Le matin du 22 janvier les Anglais passèrent à l'attaque. Précédés par un tir d'artillerie aussi bruyant qu'inefficace, les soldats anglais se précipitèrent vers le camp américain. Réveillés par les tirs d'artillerie, les soldats américains ne tardèrent pas à riposter. Cependant la mauvaise disposition initiale des troupes américaines avait facilité leur encerclement par les Anglais et les indiens et peu à peu les troupes de Winchester furent submergées. Comble de malheur, le général Winchester qui avait choisi d'établir ses quartiers un peu à l'écart de ses hommes, fut facilement capturé. Procter ordonna à Winchester de déposer les armes dans l'heure sous peine de ne plus pouvoir contenir la furie des guerriers indiens1. Winchester s'exécuta et ordonna la fin des combats.
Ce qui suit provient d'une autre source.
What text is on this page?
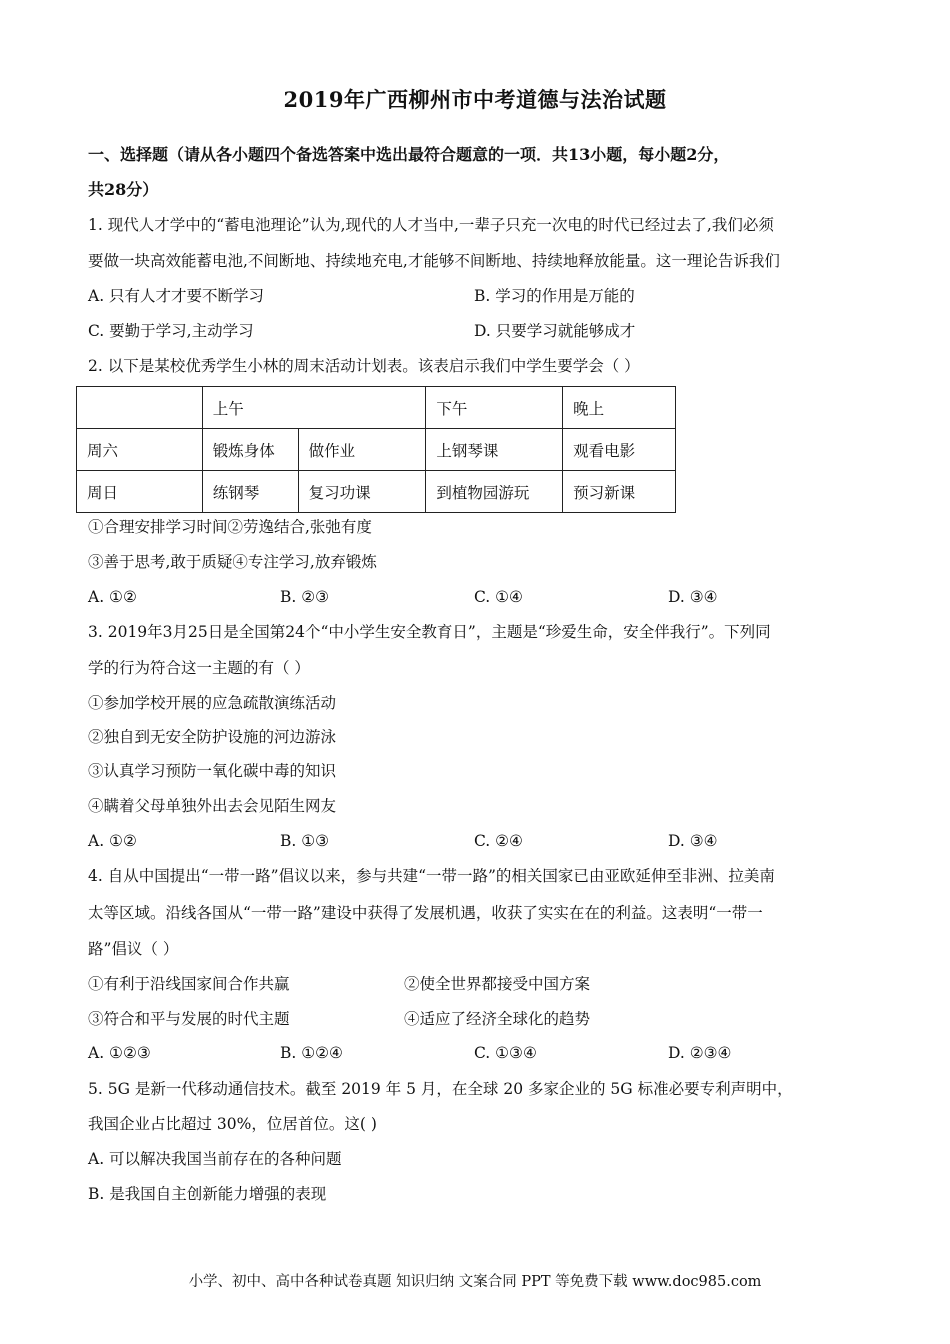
2019年广西柳州市中考道德与法治试题
一、选择题（请从各小题四个备选答案中选出最符合题意的一项．共13小题，每小题2分，
共28分）
1. 现代人才学中的“蓄电池理论”认为,现代的人才当中,一辈子只充一次电的时代已经过去了,我们必须
要做一块高效能蓄电池,不间断地、持续地充电,才能够不间断地、持续地释放能量。这一理论告诉我们
A. 只有人才才要不断学习	B. 学习的作用是万能的
C. 要勤于学习,主动学习	D. 只要学习就能够成才
2. 以下是某校优秀学生小林的周末活动计划表。该表启示我们中学生要学会（ ）
	上午		下午	晚上
周六	锻炼身体	做作业	上钢琴课	观看电影
周日	练钢琴	复习功课	到植物园游玩	预习新课
①合理安排学习时间②劳逸结合,张弛有度
③善于思考,敢于质疑④专注学习,放弃锻炼
A. ①②	B. ②③	C. ①④	D. ③④
3. 2019年3月25日是全国第24个“中小学生安全教育日”，主题是“珍爱生命，安全伴我行”。下列同
学的行为符合这一主题的有（ ）
①参加学校开展的应急疏散演练活动
②独自到无安全防护设施的河边游泳
③认真学习预防一氧化碳中毒的知识
④瞒着父母单独外出去会见陌生网友
A. ①②	B. ①③	C. ②④	D. ③④
4. 自从中国提出“一带一路”倡议以来，参与共建“一带一路”的相关国家已由亚欧延伸至非洲、拉美南
太等区域。沿线各国从“一带一路”建设中获得了发展机遇，收获了实实在在的利益。这表明“一带一
路”倡议（ ）
①有利于沿线国家间合作共赢	②使全世界都接受中国方案
③符合和平与发展的时代主题	④适应了经济全球化的趋势
A. ①②③	B. ①②④	C. ①③④	D. ②③④
5. 5G 是新一代移动通信技术。截至 2019 年 5 月，在全球 20 多家企业的 5G 标准必要专利声明中，
我国企业占比超过 30%，位居首位。这( )
A. 可以解决我国当前存在的各种问题
B. 是我国自主创新能力增强的表现
小学、初中、高中各种试卷真题 知识归纳 文案合同 PPT 等免费下载 www.doc985.com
CaptureofGeneralWinchester

ci-contre la capture du général Winchester, ce dernier échappa de peu à la mort une fois capturé par les indiens.

 

 

 

900 hommes venaient d'être mis hors de combat ou faits prisonniers. Des volontaires du Kentucky subirent la cruauté de leurs gardiens indiens et une trentaine d'entre eux furent exécutés avant que la tuerie ne soit promptement stoppée. Cet incident, connu sous le nom de massacre de la rivière Raisin, resta dans les mémoires américaines et plus particulièrement celles des volontaires du Kentucky qui ne montrèrent aucune pitié envers les guerriers indiens et leur chef Tecumseh (bien qu'absent durant cette bataille) dans les combats qui suivirent. Le cri de « remember the raisin » devint leur cri de guerre.